GOOD breeding was once a quality we proudly considered a distinctive feature of the Irish. I don’t really know where we got that notion considering the fact that we were all genetically linked, one way or another, to that infamous slave owner, Niall of the Nine Hostages, as well as to numerous other irascible scoundrels.
Nevertheless, it was something towards which we all aspired - so long as it remained profitable and respectable, of course.
I hadn’t much time for it myself because it smacked of snobbery.
But I had no time at all for good breeding after hearing a neighbouring farmer comment on the ubiquity of the well-bred in his particular locality, saying ‘shure you’d even see it in an ould bullock.’
The hallmark of good breeding was, of course, etiquette, and for all our notions of gentility, I don’t think we ever really got our heads around all the essential good manners expected of the breed. Be that as it may, I think it’s now time we improved our manners and showed more respect to those who don’t share our views.
We can start in the Dáil where a handful of TDs are at present flatly refusing to stand up for the daily prayer, claiming that religion is a private matter and should not be used in a public forum. Whether they are right or wrong in that opinion is neither here nor there, although it has to be pointed out that religion has been part of public deliberations since we first came down from the trees and realised that there was a force greater than ourselves in the universe. But in my humble opinion – there’s manners for you - this sit down protest is nothing more than a display of downright bad manners.
The majority of representatives in our National Parliament have voted to retain the Dáil prayer and they want to stand up to recite that prayer before each session. That wish should be respected, and instead of displaying blatant discourtesy by sitting in a sulk on their back benches, the couple of dissenters should stay outside until the prayer is over if they want to give a nod to secularist Ireland.
Or maybe they could take a leaf out of the book of two non-Catholic girls who were in my class years ago in a Convent Secondary school, where prayers were recited morning, noon and night, and before every class. Some of us were very devout back then, especially if we had forgotten to do the homework and only the Almighty could save us. The two girls, one Church of Ireland and the other Methodist, did not of course attend religion classes, but when prayers were recited in the class room they always stood up with the rest of us, showing respect for our beliefs as well as a politeness we found hard to match in after life.
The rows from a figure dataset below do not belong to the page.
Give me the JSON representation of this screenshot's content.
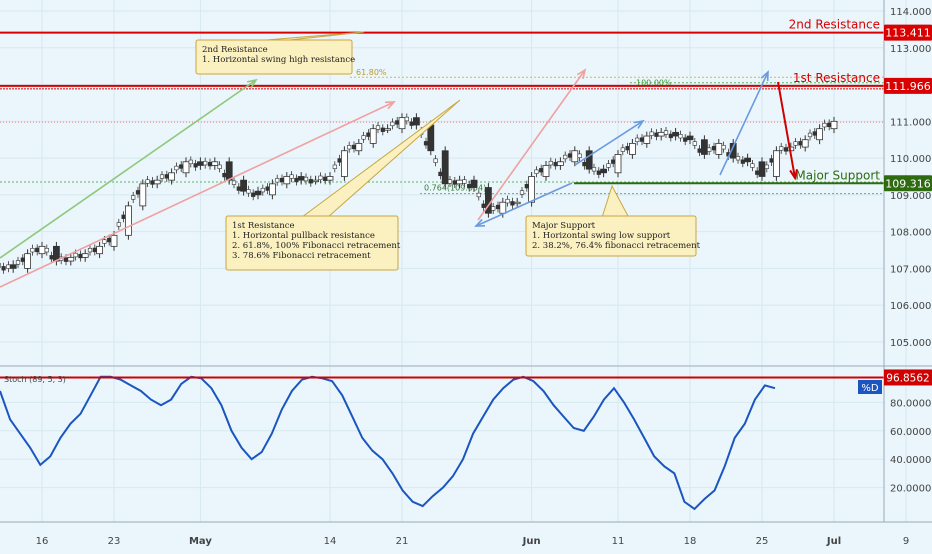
{
  "chart_data": [
    {
      "type": "candlestick",
      "panel": "price",
      "ylim": [
        104.4,
        114.3
      ],
      "yticks": [
        "114.000",
        "113.000",
        "112.000",
        "111.000",
        "110.000",
        "109.000",
        "108.000",
        "107.000",
        "106.000",
        "105.000"
      ],
      "close_path": [
        {
          "date": "2018-04-10",
          "close": 107.1
        },
        {
          "date": "2018-04-12",
          "close": 107.0
        },
        {
          "date": "2018-04-13",
          "close": 107.4
        },
        {
          "date": "2018-04-16",
          "close": 107.6
        },
        {
          "date": "2018-04-17",
          "close": 107.2
        },
        {
          "date": "2018-04-18",
          "close": 107.3
        },
        {
          "date": "2018-04-19",
          "close": 107.4
        },
        {
          "date": "2018-04-20",
          "close": 107.6
        },
        {
          "date": "2018-04-23",
          "close": 107.9
        },
        {
          "date": "2018-04-24",
          "close": 108.7
        },
        {
          "date": "2018-04-25",
          "close": 109.3
        },
        {
          "date": "2018-04-26",
          "close": 109.4
        },
        {
          "date": "2018-04-27",
          "close": 109.6
        },
        {
          "date": "2018-04-30",
          "close": 109.9
        },
        {
          "date": "2018-05-01",
          "close": 109.8
        },
        {
          "date": "2018-05-02",
          "close": 109.9
        },
        {
          "date": "2018-05-03",
          "close": 109.4
        },
        {
          "date": "2018-05-04",
          "close": 109.1
        },
        {
          "date": "2018-05-07",
          "close": 109.0
        },
        {
          "date": "2018-05-08",
          "close": 109.3
        },
        {
          "date": "2018-05-09",
          "close": 109.5
        },
        {
          "date": "2018-05-10",
          "close": 109.4
        },
        {
          "date": "2018-05-11",
          "close": 109.4
        },
        {
          "date": "2018-05-14",
          "close": 109.5
        },
        {
          "date": "2018-05-15",
          "close": 110.2
        },
        {
          "date": "2018-05-16",
          "close": 110.4
        },
        {
          "date": "2018-05-17",
          "close": 110.8
        },
        {
          "date": "2018-05-18",
          "close": 110.8
        },
        {
          "date": "2018-05-21",
          "close": 111.1
        },
        {
          "date": "2018-05-22",
          "close": 110.9
        },
        {
          "date": "2018-05-23",
          "close": 110.2
        },
        {
          "date": "2018-05-24",
          "close": 109.3
        },
        {
          "date": "2018-05-25",
          "close": 109.4
        },
        {
          "date": "2018-05-28",
          "close": 109.2
        },
        {
          "date": "2018-05-29",
          "close": 108.5
        },
        {
          "date": "2018-05-30",
          "close": 108.8
        },
        {
          "date": "2018-05-31",
          "close": 108.8
        },
        {
          "date": "2018-06-01",
          "close": 109.5
        },
        {
          "date": "2018-06-04",
          "close": 109.8
        },
        {
          "date": "2018-06-05",
          "close": 109.9
        },
        {
          "date": "2018-06-06",
          "close": 110.2
        },
        {
          "date": "2018-06-07",
          "close": 109.7
        },
        {
          "date": "2018-06-08",
          "close": 109.6
        },
        {
          "date": "2018-06-11",
          "close": 110.1
        },
        {
          "date": "2018-06-12",
          "close": 110.4
        },
        {
          "date": "2018-06-13",
          "close": 110.6
        },
        {
          "date": "2018-06-14",
          "close": 110.7
        },
        {
          "date": "2018-06-15",
          "close": 110.6
        },
        {
          "date": "2018-06-18",
          "close": 110.5
        },
        {
          "date": "2018-06-19",
          "close": 110.1
        },
        {
          "date": "2018-06-20",
          "close": 110.4
        },
        {
          "date": "2018-06-21",
          "close": 110.0
        },
        {
          "date": "2018-06-22",
          "close": 109.9
        },
        {
          "date": "2018-06-25",
          "close": 109.5
        },
        {
          "date": "2018-06-26",
          "close": 110.2
        },
        {
          "date": "2018-06-27",
          "close": 110.3
        },
        {
          "date": "2018-06-28",
          "close": 110.5
        },
        {
          "date": "2018-06-29",
          "close": 110.8
        },
        {
          "date": "2018-07-02",
          "close": 111.0
        }
      ],
      "levels": [
        {
          "name": "2nd Resistance",
          "value": 113.411,
          "label": "113.411",
          "color": "#d80000"
        },
        {
          "name": "1st Resistance",
          "value": 111.966,
          "label": "111.966",
          "color": "#d80000"
        },
        {
          "name": "Major Support",
          "value": 109.316,
          "label": "109.316",
          "color": "#2e6b10"
        }
      ],
      "fib_labels": [
        "61.80%",
        "100.00%",
        "0.764(109.034)"
      ],
      "annotations": [
        {
          "title": "2nd Resistance",
          "lines": [
            "1. Horizontal swing high resistance"
          ]
        },
        {
          "title": "1st Resistance",
          "lines": [
            "1. Horizontal pullback resistance",
            "2. 61.8%, 100% Fibonacci retracement",
            "3. 78.6% Fibonacci retracement"
          ]
        },
        {
          "title": "Major Support",
          "lines": [
            "1. Horizontal swing low support",
            "2. 38.2%, 76.4% fibonacci retracement"
          ]
        }
      ]
    },
    {
      "type": "line",
      "panel": "stochastic",
      "indicator_label": "Stoch (89, 5, 3)",
      "series_label": "%D",
      "current_value": "96.8562",
      "ylim": [
        0,
        100
      ],
      "yticks": [
        "80.0000",
        "60.0000",
        "40.0000",
        "20.0000"
      ],
      "color": "#1a55c0",
      "values": [
        88,
        68,
        58,
        48,
        36,
        42,
        55,
        65,
        72,
        85,
        98,
        98,
        96,
        92,
        88,
        82,
        78,
        82,
        93,
        98,
        97,
        90,
        78,
        60,
        48,
        40,
        45,
        58,
        75,
        88,
        96,
        98,
        97,
        95,
        85,
        70,
        55,
        46,
        40,
        30,
        18,
        10,
        7,
        14,
        20,
        28,
        40,
        58,
        70,
        82,
        90,
        96,
        98,
        95,
        88,
        78,
        70,
        62,
        60,
        70,
        82,
        90,
        80,
        68,
        55,
        42,
        35,
        30,
        10,
        5,
        12,
        18,
        35,
        55,
        65,
        82,
        92,
        90
      ],
      "x_labels": [
        "16",
        "23",
        "May",
        "14",
        "21",
        "Jun",
        "11",
        "18",
        "25",
        "Jul",
        "9"
      ]
    }
  ]
}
What can I say only they must have been very well-bred.
Bad manners, however, are not just confined to the Dail, where shouting and yelling have become the acceptable face of democracy. It’s everywhere. I can’t drive down the road, without some ill-mannered yahoo expressing his road rage at my leisurely pace and my clumsy efforts at parallel parking. I can’t sit down for a coffee without having to listen to a mobile phone conversation with the volume turned up. When I travel by rail I have to sit in a carriage where everyone else’s attention is focussed entirely on their smart phones, and I know for certain that they wouldn’t even look up if I passed away, gasping, in their midst.
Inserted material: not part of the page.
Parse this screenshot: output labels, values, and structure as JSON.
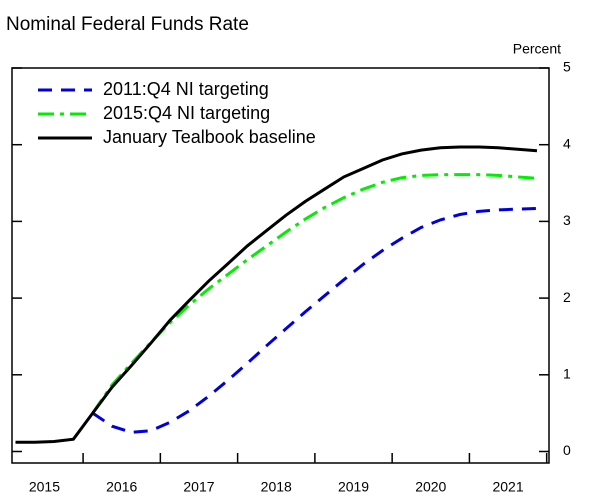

I think Iarnrod Eireann should introduce a special carriage for people like me who hate the idea of being invisible and who might like to pray instead of watching others scroll zombie- like through their phones on long journeys. They have ‘quiet carriages’ in England and maybe we should copy the idea.
No-one however, was more surprised than I was to learn that there is now a special etiquette for the digital age. They call it ‘netiquette’ and I have to say that the title did not inspire much confidence in me. It says nothing about reading your emails or newspapers on the phone in public, but it does advise that you do not use capital letters when texting. Apparently that’s the equivalent of shouting and yelling in the Dail.
I think it’s time to introduce a new code of conduct or at least try and find out where are manners have gone. I don’t know how we became so coarse and vulgar with such distinctive breeding, in the first place. But it’s certainly not too late to reform. We could start by remembering that the basic principle of good manners is to think about other people’s feelings first and respect those feelings without compromising our own.
Maybe Richard Bruton could introduce a course on etiquette in the Junior Cert and forget about mindfulness and some other useless endeavours. If we had good manners we wouldn’t need mindfulness.
On the other hand, we wouldn’t want to take our manners too seriously either. We wouldn’t, for instance, want to emulate the fourth Earl of Chesterfield who, in the 18th century, wrote a long treatise advising his son on the art of ‘becoming a man and a gentleman’. Whatever he did, the Earl advised, he was never to laugh out loud in company.
“There is nothing in the world as ill-bred as audible laughter,” he declared.